Le processus de construction de la sécurité professionnelle
Il ne s’agit pas seulement de sécurisation et de mobilité pour les travailleurs, mais aussi d’élévation dans la sécurité des qualifications, des compétences et des capacités humaines. Deuxièmement, c’est un objectif d’intégration dans l’emploi. C’est le vieux débat de 1848 sur le droit à l’emploi. Comment on y parvient ? Ce ne sont pas les chantiers nationaux que l’on voudrait, mais quelque chose qui rendrait concret cet objectif d’intégration. Troisièmement, il ne s’agit pas d’uniformisation. Ce n’est pas un statut du travail salarié qui descendrait d’en haut comme un statut de la fonction publique. Ce n’est pas une loi, un texte. C’est en réalité, une construction progressive à partir des éléments mentionnés. Sans doute faut-il envisager d’avoir d’assez grandes différences selon les secteurs. Il faut ménager des souplesses, à condition qu’il y ait un certain nombre de principes communs qui expriment la solidarité du salariat et qui soient un élément de lisibilité pour le salarié.

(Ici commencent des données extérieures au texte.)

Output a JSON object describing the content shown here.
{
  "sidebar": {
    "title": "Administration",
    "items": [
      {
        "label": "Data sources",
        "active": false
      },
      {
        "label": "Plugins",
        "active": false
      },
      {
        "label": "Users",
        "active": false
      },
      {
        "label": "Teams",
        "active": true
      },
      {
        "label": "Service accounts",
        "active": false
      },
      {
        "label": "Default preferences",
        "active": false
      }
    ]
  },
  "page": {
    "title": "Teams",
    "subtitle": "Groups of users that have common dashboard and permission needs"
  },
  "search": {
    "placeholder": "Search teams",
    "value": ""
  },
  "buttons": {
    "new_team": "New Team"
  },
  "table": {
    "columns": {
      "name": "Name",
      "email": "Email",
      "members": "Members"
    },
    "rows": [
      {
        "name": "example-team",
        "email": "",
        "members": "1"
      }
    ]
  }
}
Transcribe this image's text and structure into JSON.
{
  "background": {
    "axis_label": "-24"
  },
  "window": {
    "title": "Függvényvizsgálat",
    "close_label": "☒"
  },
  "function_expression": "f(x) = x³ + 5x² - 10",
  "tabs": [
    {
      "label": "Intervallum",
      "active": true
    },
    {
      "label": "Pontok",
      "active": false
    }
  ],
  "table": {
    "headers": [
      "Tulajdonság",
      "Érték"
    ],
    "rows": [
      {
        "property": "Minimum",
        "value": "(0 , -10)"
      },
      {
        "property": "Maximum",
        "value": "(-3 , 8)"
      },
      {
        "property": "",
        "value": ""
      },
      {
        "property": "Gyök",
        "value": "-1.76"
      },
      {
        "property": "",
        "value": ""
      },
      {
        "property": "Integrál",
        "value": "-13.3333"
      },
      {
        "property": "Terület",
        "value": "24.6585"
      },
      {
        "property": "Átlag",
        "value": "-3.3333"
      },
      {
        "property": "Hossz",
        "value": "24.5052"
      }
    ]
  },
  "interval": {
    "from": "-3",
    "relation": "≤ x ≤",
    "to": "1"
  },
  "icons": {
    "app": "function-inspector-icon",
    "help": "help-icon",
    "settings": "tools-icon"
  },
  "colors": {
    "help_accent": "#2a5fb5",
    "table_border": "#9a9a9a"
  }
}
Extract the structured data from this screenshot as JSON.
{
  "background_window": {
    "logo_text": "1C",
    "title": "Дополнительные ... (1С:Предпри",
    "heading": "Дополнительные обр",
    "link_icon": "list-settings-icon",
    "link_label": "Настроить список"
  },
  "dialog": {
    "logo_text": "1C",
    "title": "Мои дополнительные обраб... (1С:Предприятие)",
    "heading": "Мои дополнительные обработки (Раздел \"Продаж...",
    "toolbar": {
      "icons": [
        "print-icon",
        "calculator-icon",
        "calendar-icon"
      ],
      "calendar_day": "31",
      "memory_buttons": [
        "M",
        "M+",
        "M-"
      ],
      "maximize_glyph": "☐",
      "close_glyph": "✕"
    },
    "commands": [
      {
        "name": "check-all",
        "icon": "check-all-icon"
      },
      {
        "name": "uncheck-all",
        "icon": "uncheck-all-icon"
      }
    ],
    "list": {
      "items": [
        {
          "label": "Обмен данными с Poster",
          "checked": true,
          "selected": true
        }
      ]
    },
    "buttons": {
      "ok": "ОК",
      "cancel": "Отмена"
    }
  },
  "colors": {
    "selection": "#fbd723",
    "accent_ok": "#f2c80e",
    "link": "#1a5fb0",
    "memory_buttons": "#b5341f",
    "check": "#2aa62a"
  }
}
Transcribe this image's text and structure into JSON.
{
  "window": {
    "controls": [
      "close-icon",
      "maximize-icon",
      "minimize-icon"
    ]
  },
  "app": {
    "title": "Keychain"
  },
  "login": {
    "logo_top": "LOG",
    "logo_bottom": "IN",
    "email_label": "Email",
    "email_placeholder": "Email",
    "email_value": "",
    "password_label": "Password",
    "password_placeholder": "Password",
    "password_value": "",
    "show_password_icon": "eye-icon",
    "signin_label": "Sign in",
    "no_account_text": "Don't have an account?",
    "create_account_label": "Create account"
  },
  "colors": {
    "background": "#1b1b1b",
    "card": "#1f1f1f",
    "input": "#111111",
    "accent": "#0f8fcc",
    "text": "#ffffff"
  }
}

Cette démarche doit amener l’organisation syndicale à avoir de nouveaux rapports avec les autres forces sociales et notamment les forces associatives et les Ong. Par exemple, sur la question du développement durable, le dialogue et le travail en commun que nous avons fait avec les Ong du secteur aux plans national et européen sont quelque chose d’absolument nouveau. Il y a sept ou huit ans, les Ong regardaient les syndicats comme des concurrents et les syndicats regardaient les Ong comme des structures qui voulaient empiéter sur leur domaine. On a aujourd’hui des comités de liaison tout en assumant nos différences (par exemple sur le nucléaire civil). Nous commençons à avoir ces échanges aussi dans le secteur des services à la personne puisqu’il y a des enjeux syndicaux et sociaux. Dans plusieurs départements, un travail est fait en commun. Il y a là un double enjeu : du côté syndical, le syndicat découvre les dimensions plus proprement sociétales de ces problèmes et de l’autre côté, les associations comprennent quelle est la place du travail dans les problèmes sociaux qu’elles ont, elles à traiter. Ensemble, nous avons à traiter l’articulation du travail avec l’organisation de la société. On a besoin d’en discuter.
La crise que nous traversons n’est pas pour nous purement conjoncturelle. Pour de nombreux observateurs, c’est une grave crise conjoncturelle mais avec l’idée que dans six mois ou un an, cela pourra repartir comme avant. Or, c’est une crise financière, c’est une crise économique qui est en train de devenir sociale, mais c’est aussi une crise sociétale qui porte sur les valeurs. On ne trouvera pas un chemin de sortie sans avoir discuté de ce nouveau sentier de développement avec une nouvelle place du social et l’acceptation d’un new deal social qui n’est pas simplement redistributif mais qui est beaucoup plus fondamental et structurant. Si c’est le bon diagnostic de la crise, cela veut dire qu’il ne faut pas attendre pour avancer sur les sujets indiqués précédemment mais qu’en réalité, ils font partie des éléments de solutions possibles à cette crise. Il ne s’agit donc pas de retarder les choses en disant nous pourrons aborder ces sujets quand les choses iront mieux. On a besoin de les aborder parce que les choses ne vont pas bien aujourd’hui et qu’ils font déjà partie de la solution nécessaire.